First, I have found this book accurate. This is most important. The trip descriptions are excellent, and include access information, safety considerations, and general wind and tide information. There are excellent driving directions to put-ins, many of which are otherwise obscure and hard to find.

The book includes usable charts of all trips. It is illustrated with many photographs, and includes information on the ecology wildlife and history of the trip areas.

There is also information on equipment and paddling skills, plus lots of extra information on safety, weather, travel and land accommodations.

The Chesapeake’s tides are minor; its winds are not. It is wide and open with little shelter from the flat land. Due consideration is given to wind in this book.

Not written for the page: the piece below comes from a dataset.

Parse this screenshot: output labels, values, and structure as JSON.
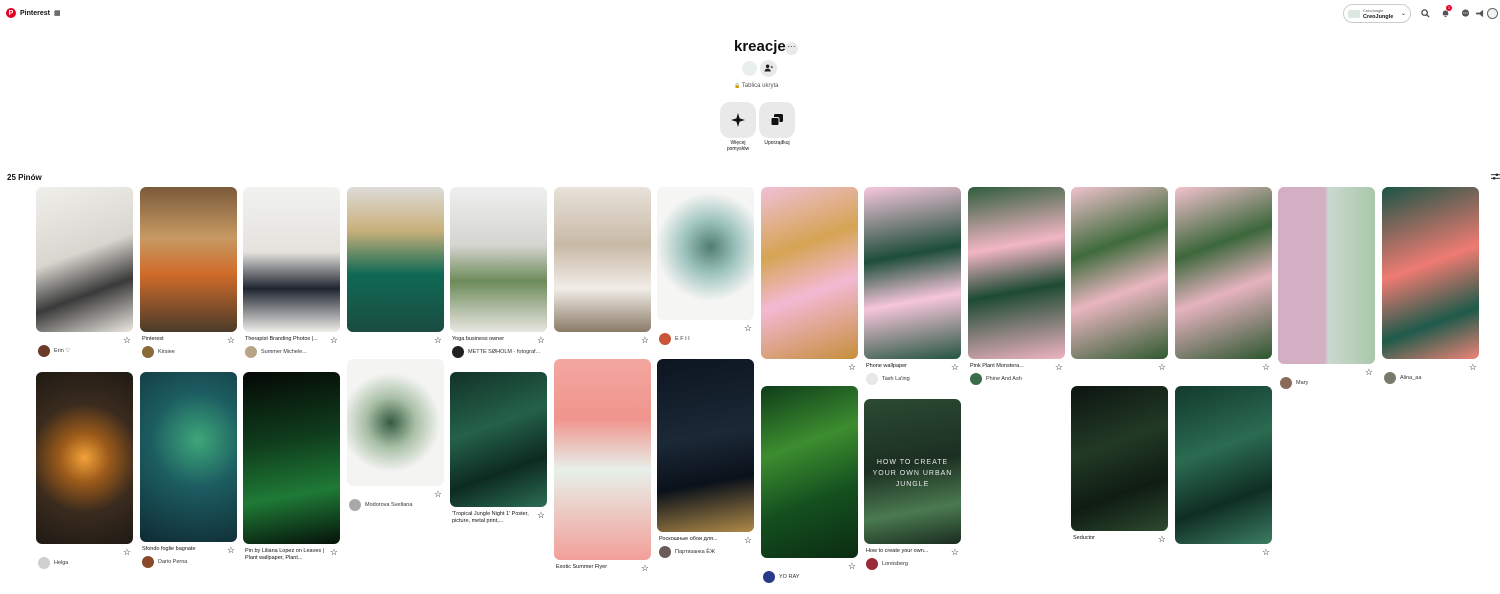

Often the route taken, direction of travel and even the advisability of the trip are wind dependent.

While excellent, this book is not without deficiencies. While Chesapeake tides are small, sometimes they matter, particularly when combined with wind. Example: on the Tilghman Island trip, the paddler is warned of tidal current in the Knapp Narrows, yet no direction of flow based on the tide stage is given. It is not obvious. Also, it would be useful to list tide stations and relevant marine charts.

Aesthetic and safety considerations seem to make me a bit less tolerant of recreational power boats than the authors. I have done a lot of paddling in cold weather and in places like Maine and Nova Scotia, and am used to being free of them. So when the authors warn of high boat traffic, you probably don’t want to go there.

Conclusion: I give this book an A rating. Get it before you go and enjoy many, many days of happy paddling.